Not sure if I’m selling or buying tho !!!! I guess that’s a sign of being a bikaholic 

Bob


----------



## WES PINCHOT (Aug 7, 2021)

HI CABERS,
TALK IT UP!
THE LAST CHICAGO AREASWAP MEET FOR THE YEAR!
START PREVIEWING WITH PHOTOS OF WHAT YOUR BRINGING.
I HAVE A FAMILY AFFAIR, SO CAN'T BE THERE.
BUT, JIM OWENS WILL HAVE MY TWO SCHWINN STINGRAY SCOOTERS.
NO PICS HERE, BUT SEE IT THERE!
MAYBE OVER 25 YEARS OLD?
GLWS CABERS
WES


----------



## detroitbike (Aug 7, 2021)

Heading out in a bit.
 see everyone there


----------



## vincev (Aug 7, 2021)

Should be there


----------



## Cooper S. (Aug 7, 2021)

Not gonna get rained out right?


----------



## Lonestar (Aug 7, 2021)

Can someone post pics of this if they go?

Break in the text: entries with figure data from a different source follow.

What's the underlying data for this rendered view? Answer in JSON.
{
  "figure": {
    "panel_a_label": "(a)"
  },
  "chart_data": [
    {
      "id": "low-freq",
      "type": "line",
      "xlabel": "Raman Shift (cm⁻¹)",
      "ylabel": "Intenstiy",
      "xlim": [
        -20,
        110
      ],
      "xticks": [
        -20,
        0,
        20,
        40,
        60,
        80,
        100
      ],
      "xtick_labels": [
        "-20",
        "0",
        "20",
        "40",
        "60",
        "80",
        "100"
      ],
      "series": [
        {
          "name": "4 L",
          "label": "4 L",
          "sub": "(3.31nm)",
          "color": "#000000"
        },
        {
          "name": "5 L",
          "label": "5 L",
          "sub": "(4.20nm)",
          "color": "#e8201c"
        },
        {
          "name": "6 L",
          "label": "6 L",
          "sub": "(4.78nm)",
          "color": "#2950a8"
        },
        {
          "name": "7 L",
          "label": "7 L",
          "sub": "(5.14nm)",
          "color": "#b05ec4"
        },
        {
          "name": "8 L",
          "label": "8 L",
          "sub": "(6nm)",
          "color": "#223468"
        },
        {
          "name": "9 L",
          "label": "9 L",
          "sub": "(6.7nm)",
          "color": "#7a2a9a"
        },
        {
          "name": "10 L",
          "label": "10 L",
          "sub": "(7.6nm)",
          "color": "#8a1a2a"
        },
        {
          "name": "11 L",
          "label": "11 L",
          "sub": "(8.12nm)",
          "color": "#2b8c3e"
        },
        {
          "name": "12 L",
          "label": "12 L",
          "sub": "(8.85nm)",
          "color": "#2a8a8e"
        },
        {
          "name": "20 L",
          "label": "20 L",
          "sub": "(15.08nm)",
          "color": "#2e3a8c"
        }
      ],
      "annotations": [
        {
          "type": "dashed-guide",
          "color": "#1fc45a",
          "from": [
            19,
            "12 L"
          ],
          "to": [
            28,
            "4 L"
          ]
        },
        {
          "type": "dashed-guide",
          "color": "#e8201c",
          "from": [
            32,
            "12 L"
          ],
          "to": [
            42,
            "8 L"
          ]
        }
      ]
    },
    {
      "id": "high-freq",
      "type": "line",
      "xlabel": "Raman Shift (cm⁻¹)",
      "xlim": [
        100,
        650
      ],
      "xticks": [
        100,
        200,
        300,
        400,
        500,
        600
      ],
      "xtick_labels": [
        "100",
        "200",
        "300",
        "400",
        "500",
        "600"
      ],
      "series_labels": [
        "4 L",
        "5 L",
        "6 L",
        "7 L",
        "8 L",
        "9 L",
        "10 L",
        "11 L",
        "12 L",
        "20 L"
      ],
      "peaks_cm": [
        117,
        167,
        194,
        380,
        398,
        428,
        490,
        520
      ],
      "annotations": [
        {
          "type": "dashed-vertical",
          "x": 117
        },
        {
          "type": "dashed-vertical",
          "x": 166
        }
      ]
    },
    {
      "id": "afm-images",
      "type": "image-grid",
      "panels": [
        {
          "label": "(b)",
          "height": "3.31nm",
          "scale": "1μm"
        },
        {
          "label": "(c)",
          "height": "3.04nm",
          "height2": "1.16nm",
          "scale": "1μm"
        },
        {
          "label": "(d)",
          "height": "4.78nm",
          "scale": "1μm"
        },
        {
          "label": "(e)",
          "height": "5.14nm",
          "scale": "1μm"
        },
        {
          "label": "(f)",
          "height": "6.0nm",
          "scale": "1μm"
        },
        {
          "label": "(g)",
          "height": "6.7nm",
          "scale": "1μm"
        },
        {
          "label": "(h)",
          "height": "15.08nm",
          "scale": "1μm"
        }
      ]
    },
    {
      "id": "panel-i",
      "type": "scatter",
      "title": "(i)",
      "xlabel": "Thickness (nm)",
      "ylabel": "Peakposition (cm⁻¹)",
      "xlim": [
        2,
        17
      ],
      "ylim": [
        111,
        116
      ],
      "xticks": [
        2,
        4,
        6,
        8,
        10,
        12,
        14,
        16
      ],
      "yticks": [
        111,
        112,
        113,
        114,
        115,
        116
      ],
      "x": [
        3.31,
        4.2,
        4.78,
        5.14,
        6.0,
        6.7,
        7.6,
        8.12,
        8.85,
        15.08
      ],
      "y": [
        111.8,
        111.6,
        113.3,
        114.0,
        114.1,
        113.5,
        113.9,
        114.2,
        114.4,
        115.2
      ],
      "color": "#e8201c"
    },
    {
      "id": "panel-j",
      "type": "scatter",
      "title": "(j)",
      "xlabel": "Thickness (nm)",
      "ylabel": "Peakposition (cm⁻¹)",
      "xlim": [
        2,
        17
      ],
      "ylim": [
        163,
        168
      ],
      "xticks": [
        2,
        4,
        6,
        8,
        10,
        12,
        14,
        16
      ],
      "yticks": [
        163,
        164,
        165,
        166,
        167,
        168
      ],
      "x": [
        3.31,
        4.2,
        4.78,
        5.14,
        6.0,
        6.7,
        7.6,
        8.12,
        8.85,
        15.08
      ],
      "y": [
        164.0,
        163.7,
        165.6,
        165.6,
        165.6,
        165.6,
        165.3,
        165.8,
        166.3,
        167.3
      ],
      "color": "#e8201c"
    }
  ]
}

Sounds like a lot of fun 😀


----------



## Junkman Bob (Aug 7, 2021)

Yes


----------



## Junkman Bob (Aug 7, 2021)

No rain … only in Milwaukee


----------



## Junkman Bob (Aug 8, 2021)

Nice swap


----------



## Junkman Bob (Aug 8, 2021)

A few today


----------



## Junkman Bob (Aug 8, 2021)

Couple more pics


----------



## chevbel57 (Aug 8, 2021)




----------



## vincev (Aug 8, 2021)

Dang,I was too late on the green Phantom.It went for a nice price Did do a lot of B Sing though.lol


----------



## vincev (Aug 8, 2021)

Nice show today ! I was surprised there were not more sellers but things will improve.Got to see some friends and spent the day at different tables talking Found a few small things I needed.Worth the trip but I did miss the Green Phantom.


----------



## WES PINCHOT (Aug 9, 2021)

chevbel57 said:


> View attachment 1459857
> 
> View attachment 1459859
> 
> ...



THANKS FOR PICS.


----------